Risk actors linked to North Korea have accounted for one-third of all of the phishing exercise focusing on Brazil since 2020, because the nation’s emergence as an influential energy has drawn the eye of cyber espionage teams.
“North Korean government-backed actors have targeted the Brazilian government and Brazil’s aerospace, technology, and financial services sectors,” Google’s Mandiant and Risk Evaluation Group (TAG) divisions stated in a joint report printed this week.
“Similar to their targeting interests in other regions, cryptocurrency and financial technology firms have been a particular focus, and at least three North Korean groups have targeted Brazilian cryptocurrency and fintech companies.”
Outstanding amongst these teams is a menace actor tracked as UNC4899 (aka Jade Sleet, PUKCHONG, and TraderTraitor), which has focused cryptocurrency professionals with a malware-laced trojanized Python app.
The assault chains contain reaching out to potential targets by way of social media and sending a benign PDF doc containing a job description for an alleged job alternative at a well known cryptocurrency agency.
Ought to the goal specific curiosity within the job supply, the menace actor follows it up by sending a second innocent PDF doc with a expertise questionnaire and directions to finish a coding task by downloading a challenge from GitHub.
“The project was a trojanized Python app for retrieving cryptocurrency prices that was modified to reach out to an attacker-controlled domain to retrieve a second stage payload if specific conditions were met,” Mandiant and TAG researchers stated.
This isn’t the primary time UNC4899, which has been attributed to the 2023 JumpCloud hack, has leveraged this method. In July 2023, GitHub warned of a social engineering assault that sought to trick staff working at blockchain, cryptocurrency, on-line playing, and cybersecurity corporations into executing code hosted in a GitHub repository utilizing bogus npm packages.
Job-themed social engineering campaigns are a recurring theme amongst North Korean hacking teams, with the tech big additionally recognizing a marketing campaign orchestrated by a gaggle it tracks as PAEKTUSAN to ship a C++ downloader malware known as AGAMEMNON by way of Microsoft Phrase attachments embedded in phishing emails.
“In one example, PAEKTUSAN created an account impersonating an HR director at a Brazilian aerospace firm and used it to send phishing emails to employees at a second Brazilian aerospace firm,” the researchers famous, including the campaigns are in step with a long-running exercise tracked as Operation Dream Job.
“In a separate campaign, PAEKTUSAN masqueraded as a recruiter at a major US aerospace company and reached out to professionals in Brazil and other regions via email and social media about prospective job opportunities.”
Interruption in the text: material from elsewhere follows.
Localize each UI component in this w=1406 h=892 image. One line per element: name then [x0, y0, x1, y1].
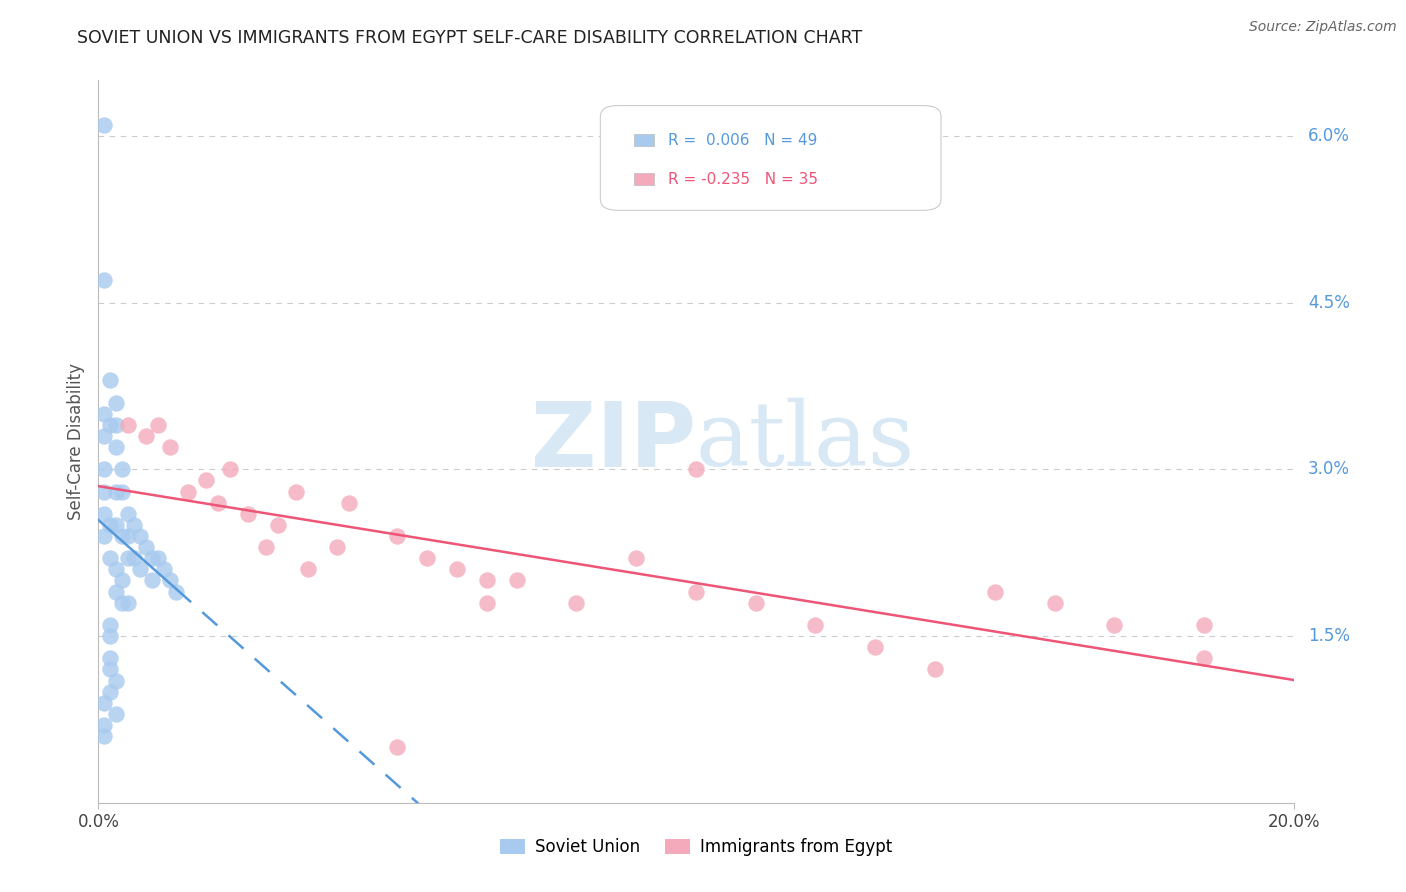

Google additional stated it blocked makes an attempt by one other North Korean group dubbed PRONTO to focus on diplomats with denuclearization- and news-related decoys to trick them into visiting credential harvesting pages or offering their login data in an effort to view a supposed PDF doc.
The event comes weeks after Microsoft make clear a beforehand undocumented menace actor of North Korean origin, codenamed Moonstone Sleet, which has singled out people and organizations within the software program and knowledge expertise, training, and protection industrial base sectors with each ransomware and espionage assaults.
Amongst Moonstone Sleet’s noteworthy techniques is the distribution of malware via counterfeit npm packages printed on the npm registry, mirroring that of UNC4899. The stated, the packages related to the 2 clusters bear distinct code kinds and buildings.
“Jade Sleet’s packages, discovered throughout summer 2023, were designed to work in pairs, with each pair being published by a separate npm user account to distribute their malicious functionality,” Checkmarx researchers Tzachi Zornstein and Yehuda Gelb stated.
“In contrast, the packages published throughout late 2023 and early 2024 adopted a more streamlined single-package approach which would execute its payload immediately upon installation. In the second quarter of 2024, the packages increased in complexity, with the attackers adding obfuscation and having it target Linux systems as well.”
Whatever the variations, the tactic abuses the belief customers place in open-source repositories, permitting the menace actors to succeed in a broader viewers and growing the chance that one among their malicious packages may very well be inadvertently put in by unwitting builders.
The disclosure is important, not least as a result of it marks an growth of Moonstone Sleet’s malware distribution mechanism, which beforehand relied on spreading the bogus npm packages utilizing LinkedIn and freelancer web sites.
The findings additionally comply with the invention of a brand new social engineering marketing campaign undertaken by the North Korea-linked Kimsuky group whereby it impersonated the Reuters information company to focus on North Korean human rights activists to ship information-stealing malware underneath the guise of an interview request, in keeping with Genians.